E-Autos haben die Nase in vielerlei Hinsicht vorn

TomTom hat diesmal auch die Klima­belastung durch den Verkehr berechnet – und die Spritkosten. Demnach stieß jeder Hamburger Autofahrer mit einem Benziner-Pkw im Laufe des Jahres bei einer Zehn-Kilometer-Strecke 881 Kilogramm (kg) des klimaschädlichen Kohlendioxids (CO2) aus. 154 kg davon entstanden durch das Stehen in Staus. Dabei gaben Autofahrer im Jahr durchschnittlich 712 Euro für Benzin aus, 124 Euro mehr als im Vorjahr.

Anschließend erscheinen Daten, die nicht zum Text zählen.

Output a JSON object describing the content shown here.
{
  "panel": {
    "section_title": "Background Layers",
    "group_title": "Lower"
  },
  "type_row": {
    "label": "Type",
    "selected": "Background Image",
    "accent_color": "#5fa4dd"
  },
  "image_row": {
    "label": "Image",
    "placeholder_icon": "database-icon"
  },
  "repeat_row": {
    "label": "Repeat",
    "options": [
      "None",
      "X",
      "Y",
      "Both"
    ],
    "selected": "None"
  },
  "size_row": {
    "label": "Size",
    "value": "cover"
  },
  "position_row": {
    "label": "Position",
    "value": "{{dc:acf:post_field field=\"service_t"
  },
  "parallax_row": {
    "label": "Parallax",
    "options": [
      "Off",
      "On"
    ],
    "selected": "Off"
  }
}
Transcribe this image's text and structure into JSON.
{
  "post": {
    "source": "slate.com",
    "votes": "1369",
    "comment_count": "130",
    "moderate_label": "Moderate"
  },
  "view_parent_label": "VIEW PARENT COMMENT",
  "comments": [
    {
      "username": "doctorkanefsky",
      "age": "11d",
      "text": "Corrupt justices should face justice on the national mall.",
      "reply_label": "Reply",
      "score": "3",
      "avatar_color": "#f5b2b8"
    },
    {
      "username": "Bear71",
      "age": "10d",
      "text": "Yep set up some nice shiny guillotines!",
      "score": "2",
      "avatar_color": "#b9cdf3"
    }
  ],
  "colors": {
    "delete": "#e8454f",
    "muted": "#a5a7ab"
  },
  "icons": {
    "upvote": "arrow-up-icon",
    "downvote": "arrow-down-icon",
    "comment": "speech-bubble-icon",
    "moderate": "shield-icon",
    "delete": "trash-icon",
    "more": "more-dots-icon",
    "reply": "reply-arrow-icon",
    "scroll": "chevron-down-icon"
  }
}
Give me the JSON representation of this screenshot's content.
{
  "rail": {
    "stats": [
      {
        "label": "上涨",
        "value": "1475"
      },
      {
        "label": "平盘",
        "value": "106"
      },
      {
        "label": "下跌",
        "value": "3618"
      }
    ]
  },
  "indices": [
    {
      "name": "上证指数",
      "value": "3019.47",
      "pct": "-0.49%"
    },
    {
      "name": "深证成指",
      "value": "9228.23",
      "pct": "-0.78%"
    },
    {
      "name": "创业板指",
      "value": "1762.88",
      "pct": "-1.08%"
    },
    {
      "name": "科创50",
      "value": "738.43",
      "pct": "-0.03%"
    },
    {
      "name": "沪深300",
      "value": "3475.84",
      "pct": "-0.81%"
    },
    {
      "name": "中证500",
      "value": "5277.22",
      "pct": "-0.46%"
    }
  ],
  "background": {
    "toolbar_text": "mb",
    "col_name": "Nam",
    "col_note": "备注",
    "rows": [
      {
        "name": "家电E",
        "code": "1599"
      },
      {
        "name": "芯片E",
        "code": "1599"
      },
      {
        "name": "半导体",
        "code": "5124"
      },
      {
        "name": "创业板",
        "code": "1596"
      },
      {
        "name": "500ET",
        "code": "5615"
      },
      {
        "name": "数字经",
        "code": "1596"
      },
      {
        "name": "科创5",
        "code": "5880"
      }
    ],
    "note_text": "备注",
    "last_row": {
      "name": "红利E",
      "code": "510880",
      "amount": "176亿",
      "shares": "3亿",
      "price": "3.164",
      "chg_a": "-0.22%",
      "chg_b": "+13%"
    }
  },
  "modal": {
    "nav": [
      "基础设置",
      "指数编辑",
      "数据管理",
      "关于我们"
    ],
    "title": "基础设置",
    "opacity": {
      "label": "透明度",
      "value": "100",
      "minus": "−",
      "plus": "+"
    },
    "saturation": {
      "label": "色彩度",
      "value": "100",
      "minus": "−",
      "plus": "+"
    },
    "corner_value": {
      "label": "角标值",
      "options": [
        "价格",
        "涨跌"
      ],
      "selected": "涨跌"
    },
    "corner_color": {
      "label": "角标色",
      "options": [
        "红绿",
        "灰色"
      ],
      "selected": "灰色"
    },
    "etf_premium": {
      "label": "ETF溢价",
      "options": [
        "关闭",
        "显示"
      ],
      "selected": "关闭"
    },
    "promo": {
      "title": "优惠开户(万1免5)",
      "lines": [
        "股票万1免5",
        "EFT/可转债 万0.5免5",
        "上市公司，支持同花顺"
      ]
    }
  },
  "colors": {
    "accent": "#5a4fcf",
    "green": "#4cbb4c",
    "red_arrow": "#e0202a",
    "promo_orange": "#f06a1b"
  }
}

Diesel-Fahrer waren für den Ausstoß von 847 kg CO2 verantwortlich (136 kg davon durch Staus). Mit 659 Euro kamen sie beim Treibstoff besser weg als Fahrer von Benzinern, aber auch sie zahlten 106 Euro im Jahr mehr als 2021. Nicht nur deutlich klimaschonender, sondern auch besonders günstig waren dagegen E-Autos auch in Hamburg unterwegs. Ihre Fahrer zahlten fürs Laden im Jahresdurchschnitt 379 Euro (59 Euro mehr als 2021).

Auto stehenlassen: 9-Euro-Ticket war größerer Anreiz, als hohe Spritkosten

Der deutliche Anstieg der Spritpreise hat laut TomTom allerdings nicht dazu geführt, dass viele Autofahrer auf andere Transportmittel umgestiegen sind. Ein solcher Effekt lasse sich nicht feststellen. Das für drei Monate gültige 9-Euro-Ticket dagegen hatte offenbar größeren Einfluss auf das Nutzungsverhalten der Verkehrsteilnehmer.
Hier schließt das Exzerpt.